On 2015.08.13 premiered Trend Micro Deep Security 9.6 which is now fully compatible with vSphere 6.0 and 6.1.4 NSX. This version brings a lot of news and bug fixes, but if you are holders of vSphere 5.x exactly reads the ReadMe (before doing the upgrade). Trend Micro follows the VMware approach to the vShield Manager. In principle, the use of vShield Manager 5.x in vSphere 6.0 has no sense (in the case of vCloud Suite 6 license – this is not possible). A similar situation exists in the case of Trend Micro Deep Security 9.6. Support the configuration of vSphere 6.0 + vShield Manager 5.4 but this solution does not support … agentless VM protection! If we want our environment to migrate to the latest version and keep agentless security, we need to do to upgrade all components (including vShield -> NSX).

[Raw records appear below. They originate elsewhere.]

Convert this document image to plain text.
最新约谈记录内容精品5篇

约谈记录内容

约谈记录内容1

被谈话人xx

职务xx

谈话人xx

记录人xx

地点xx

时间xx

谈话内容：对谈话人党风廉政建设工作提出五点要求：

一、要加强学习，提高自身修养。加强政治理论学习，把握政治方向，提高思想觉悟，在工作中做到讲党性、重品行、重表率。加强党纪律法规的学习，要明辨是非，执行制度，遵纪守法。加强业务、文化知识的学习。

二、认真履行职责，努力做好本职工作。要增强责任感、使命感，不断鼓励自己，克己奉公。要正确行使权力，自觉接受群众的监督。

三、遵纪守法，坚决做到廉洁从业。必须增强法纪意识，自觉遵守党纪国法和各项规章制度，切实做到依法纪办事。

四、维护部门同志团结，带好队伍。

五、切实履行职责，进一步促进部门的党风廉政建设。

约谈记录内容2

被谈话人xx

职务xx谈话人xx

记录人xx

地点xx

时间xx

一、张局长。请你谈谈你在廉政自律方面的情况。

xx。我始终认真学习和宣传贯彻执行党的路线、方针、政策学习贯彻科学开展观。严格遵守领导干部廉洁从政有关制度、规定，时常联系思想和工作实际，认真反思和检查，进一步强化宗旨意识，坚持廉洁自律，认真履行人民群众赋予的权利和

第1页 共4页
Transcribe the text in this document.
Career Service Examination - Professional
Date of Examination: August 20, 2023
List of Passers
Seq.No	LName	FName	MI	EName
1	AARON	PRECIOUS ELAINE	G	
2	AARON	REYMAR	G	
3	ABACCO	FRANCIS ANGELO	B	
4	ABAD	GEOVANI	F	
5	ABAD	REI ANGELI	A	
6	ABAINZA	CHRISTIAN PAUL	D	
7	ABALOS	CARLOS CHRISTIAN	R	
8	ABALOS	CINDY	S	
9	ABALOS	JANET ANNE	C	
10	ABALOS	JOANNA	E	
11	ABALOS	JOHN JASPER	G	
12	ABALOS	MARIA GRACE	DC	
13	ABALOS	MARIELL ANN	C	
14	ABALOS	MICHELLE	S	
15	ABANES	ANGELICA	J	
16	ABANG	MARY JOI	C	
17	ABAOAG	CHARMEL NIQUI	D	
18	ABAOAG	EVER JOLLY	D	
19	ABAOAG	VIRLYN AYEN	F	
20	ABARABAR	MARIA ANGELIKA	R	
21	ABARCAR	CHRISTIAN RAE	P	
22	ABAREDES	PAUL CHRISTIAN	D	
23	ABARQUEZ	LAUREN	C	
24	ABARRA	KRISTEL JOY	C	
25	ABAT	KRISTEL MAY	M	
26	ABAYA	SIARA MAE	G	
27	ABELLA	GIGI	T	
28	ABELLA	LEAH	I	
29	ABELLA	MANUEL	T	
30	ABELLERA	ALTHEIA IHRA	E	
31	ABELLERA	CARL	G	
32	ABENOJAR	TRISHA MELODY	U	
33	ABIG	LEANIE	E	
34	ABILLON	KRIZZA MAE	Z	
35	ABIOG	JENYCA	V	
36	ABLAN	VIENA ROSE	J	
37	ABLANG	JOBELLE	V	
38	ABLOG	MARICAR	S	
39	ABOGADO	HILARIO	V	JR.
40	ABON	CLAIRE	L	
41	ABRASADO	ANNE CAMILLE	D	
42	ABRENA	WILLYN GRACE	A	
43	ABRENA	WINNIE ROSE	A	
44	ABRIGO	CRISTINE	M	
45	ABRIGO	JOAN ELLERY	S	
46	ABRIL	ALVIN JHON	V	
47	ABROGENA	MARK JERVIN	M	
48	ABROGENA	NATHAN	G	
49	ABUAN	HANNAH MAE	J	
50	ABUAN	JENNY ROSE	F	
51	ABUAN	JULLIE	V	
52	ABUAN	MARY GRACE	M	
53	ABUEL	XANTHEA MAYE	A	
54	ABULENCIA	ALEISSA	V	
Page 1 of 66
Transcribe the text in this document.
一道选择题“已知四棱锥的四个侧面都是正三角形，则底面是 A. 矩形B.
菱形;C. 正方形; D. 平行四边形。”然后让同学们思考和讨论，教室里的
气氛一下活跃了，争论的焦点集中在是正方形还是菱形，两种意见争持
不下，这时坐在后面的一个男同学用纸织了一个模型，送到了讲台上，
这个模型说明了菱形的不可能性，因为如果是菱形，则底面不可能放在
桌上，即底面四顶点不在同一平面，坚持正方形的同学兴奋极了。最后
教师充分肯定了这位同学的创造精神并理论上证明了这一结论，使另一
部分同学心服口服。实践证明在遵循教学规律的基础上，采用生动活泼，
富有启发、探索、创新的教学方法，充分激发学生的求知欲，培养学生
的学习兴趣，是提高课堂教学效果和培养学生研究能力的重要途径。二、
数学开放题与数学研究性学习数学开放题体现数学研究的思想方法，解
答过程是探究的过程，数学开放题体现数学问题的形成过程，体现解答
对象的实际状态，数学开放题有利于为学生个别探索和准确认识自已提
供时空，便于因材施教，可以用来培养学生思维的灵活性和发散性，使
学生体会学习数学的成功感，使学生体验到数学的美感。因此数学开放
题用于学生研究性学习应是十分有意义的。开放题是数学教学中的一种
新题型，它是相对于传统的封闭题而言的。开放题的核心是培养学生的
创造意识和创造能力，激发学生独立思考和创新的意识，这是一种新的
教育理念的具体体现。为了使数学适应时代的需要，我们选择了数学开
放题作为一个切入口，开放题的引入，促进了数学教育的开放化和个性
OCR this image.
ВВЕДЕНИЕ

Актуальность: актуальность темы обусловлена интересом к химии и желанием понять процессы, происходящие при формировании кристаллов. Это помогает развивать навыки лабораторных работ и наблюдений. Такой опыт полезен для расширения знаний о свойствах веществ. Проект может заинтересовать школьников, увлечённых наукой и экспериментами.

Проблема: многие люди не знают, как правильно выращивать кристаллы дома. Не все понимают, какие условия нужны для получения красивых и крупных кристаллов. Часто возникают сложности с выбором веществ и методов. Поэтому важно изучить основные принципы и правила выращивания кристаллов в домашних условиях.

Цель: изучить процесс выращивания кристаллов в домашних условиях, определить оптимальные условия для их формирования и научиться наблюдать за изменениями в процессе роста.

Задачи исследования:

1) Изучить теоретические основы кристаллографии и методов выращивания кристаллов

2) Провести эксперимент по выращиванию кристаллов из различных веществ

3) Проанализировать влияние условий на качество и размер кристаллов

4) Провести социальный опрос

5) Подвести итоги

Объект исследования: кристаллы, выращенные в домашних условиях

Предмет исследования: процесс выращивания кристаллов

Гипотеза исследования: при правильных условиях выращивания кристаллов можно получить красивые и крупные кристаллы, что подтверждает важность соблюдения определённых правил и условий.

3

Same configuration of the whole, Deep Security 9.6 with NSX 6.1.4 in vSphere 6.0 environment, is quite simple and can be done in several steps (I assume that everything we have already installed). In the first step we need to set up a connection between Deep Security and the NSX, we do it in the “DSM –> Computers” (if you previously did not do it, in the same place connect to the vCenter). At this point, Deep Security are add in the NSX as Service.
We also need to see the “DSM –> Administration –> Advanced” to enable SOAP API:
Now we go to the NSX in the section “Installation -> Service Deployments” must install the two services, Guest Introspection and Trend Micro Deep Security.
It is a very simple procedure (click on the plus and go through the wizard). As a result of this operation on our ESXi hosts install a new machine “Guest Introspection”, is the equivalent of vShield App and “Trend Micro Deep Security” (is nothing like DSVA).
Now we have to connect on NSX the two services, we do it in the Service Composer. In the Security Groups we create our first group (vm protected agentless), add whole cluster of ESXi. The position of the “Define dynamic membership” leave empty, in the “Select objects to exclude” select which machines should not be protected. This is an important observation that when you first turn on the policy, Deep Security automatically activates the machine it covers (it is worth to exclude service machine like DSM).
Go to the “Security Polices” and create our new security policy. In the first step we give her name, next add the service “Trend Micro Deep Security”:
In the “Firewall Rules” nothing to add, then in “Network Services Introspection” create two rules IN and OUT with the following parameters:
In the final step we apply Security Policy to Security Group:
Now we have to wait a little longer, Trend Micro Deep Security automatically activates the machine of the NSX security policy. After this process, we can proceed to distribute the Deep Security policies to machines (NSX security policy is something other than Deep Security policy).
The combination of the VMware NSX and Trend Micro Deep Security provides many new opportunities, auto-tagging and react to events (I will write about this soon). Support for vCenter 6.0 allows VMware to migrate vSphere 5.5 up with full protection without agents.